The Barnes has both art and horticulture libraries. When visitors or students have a question about the Barnes, they ask a librarian.
Q: Do you have any more information on the door that is upstairs across from the Joy of Life?
A: It’s a 19th- or early 20th-century wood and pigment door made by the Baule peoples from Côte d’Ivoire. Among the Baule, such doors once graced courtyards and the entrances to interior rooms of a home. In its original home in Africa, a door like this would have been commissioned by someone fairly wealthy.
The motifs are generally decorative, although some might also illustrate proverbs. On this door is a pair of birds, the representation of a mask, and a double crocodile. For the artist, this was a great opportunity to advertise his skills. Most works of tradition-based African art weren’t signed per se but were recognized by the style of the hand, so artists were known and appreciated even if the actual works themselves were not signed.
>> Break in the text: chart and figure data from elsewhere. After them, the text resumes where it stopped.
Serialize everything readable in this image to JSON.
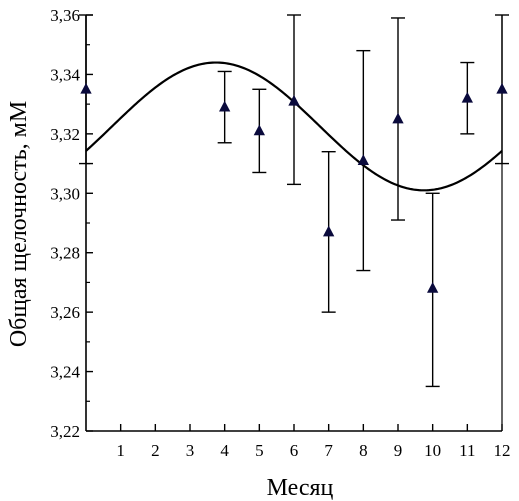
{
  "chart_data": {
    "type": "scatter",
    "title": "",
    "xlabel": "Месяц",
    "ylabel": "Общая щелочность, мМ",
    "xlim": [
      0,
      12
    ],
    "ylim": [
      3.22,
      3.36
    ],
    "x_ticks": [
      1,
      2,
      3,
      4,
      5,
      6,
      7,
      8,
      9,
      10,
      11,
      12
    ],
    "x_tick_labels": [
      "1",
      "2",
      "3",
      "4",
      "5",
      "6",
      "7",
      "8",
      "9",
      "10",
      "11",
      "12"
    ],
    "y_ticks": [
      3.22,
      3.24,
      3.26,
      3.28,
      3.3,
      3.32,
      3.34,
      3.36
    ],
    "y_tick_labels": [
      "3,22",
      "3,24",
      "3,26",
      "3,28",
      "3,30",
      "3,32",
      "3,34",
      "3,36"
    ],
    "grid": false,
    "legend": "none",
    "series": [
      {
        "marker": "triangle",
        "color": "#0a0a3c",
        "points": [
          {
            "x": 0,
            "y": 3.335,
            "err_low": 0.025,
            "err_high": 0.025
          },
          {
            "x": 4,
            "y": 3.329,
            "err_low": 0.012,
            "err_high": 0.012
          },
          {
            "x": 5,
            "y": 3.321,
            "err_low": 0.014,
            "err_high": 0.014
          },
          {
            "x": 6,
            "y": 3.331,
            "err_low": 0.028,
            "err_high": 0.029
          },
          {
            "x": 7,
            "y": 3.287,
            "err_low": 0.027,
            "err_high": 0.027
          },
          {
            "x": 8,
            "y": 3.311,
            "err_low": 0.037,
            "err_high": 0.037
          },
          {
            "x": 9,
            "y": 3.325,
            "err_low": 0.034,
            "err_high": 0.034
          },
          {
            "x": 10,
            "y": 3.268,
            "err_low": 0.033,
            "err_high": 0.032
          },
          {
            "x": 11,
            "y": 3.332,
            "err_low": 0.012,
            "err_high": 0.012
          },
          {
            "x": 12,
            "y": 3.335,
            "err_low": 0.025,
            "err_high": 0.025
          }
        ]
      }
    ],
    "fit_curve": {
      "type": "line",
      "color": "#000000",
      "equation": "y = 3.3225 + 0.0215*sin(2*pi*(x - 12.75)/12)"
    }
  }
}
Baule peoples. Door (Anuan), 19th–early 20th century. Côte d'Ivoire. Wood, pigment, 61 1/2 x 20 x 2 in. (156.2 x 50.8 x 5.1 cm). A238. Photo: © 2013 The Barnes Foundation
Albert Barnes admired this door for its surface patterns, the contrast between curved and angular lines, and the way in which motifs such as the double crocodile show an almost internal rhythm.
Additional information can be found in The Barnes Foundation: Masterworks, page 353. Oxford Art Online provides more details on the Baule people.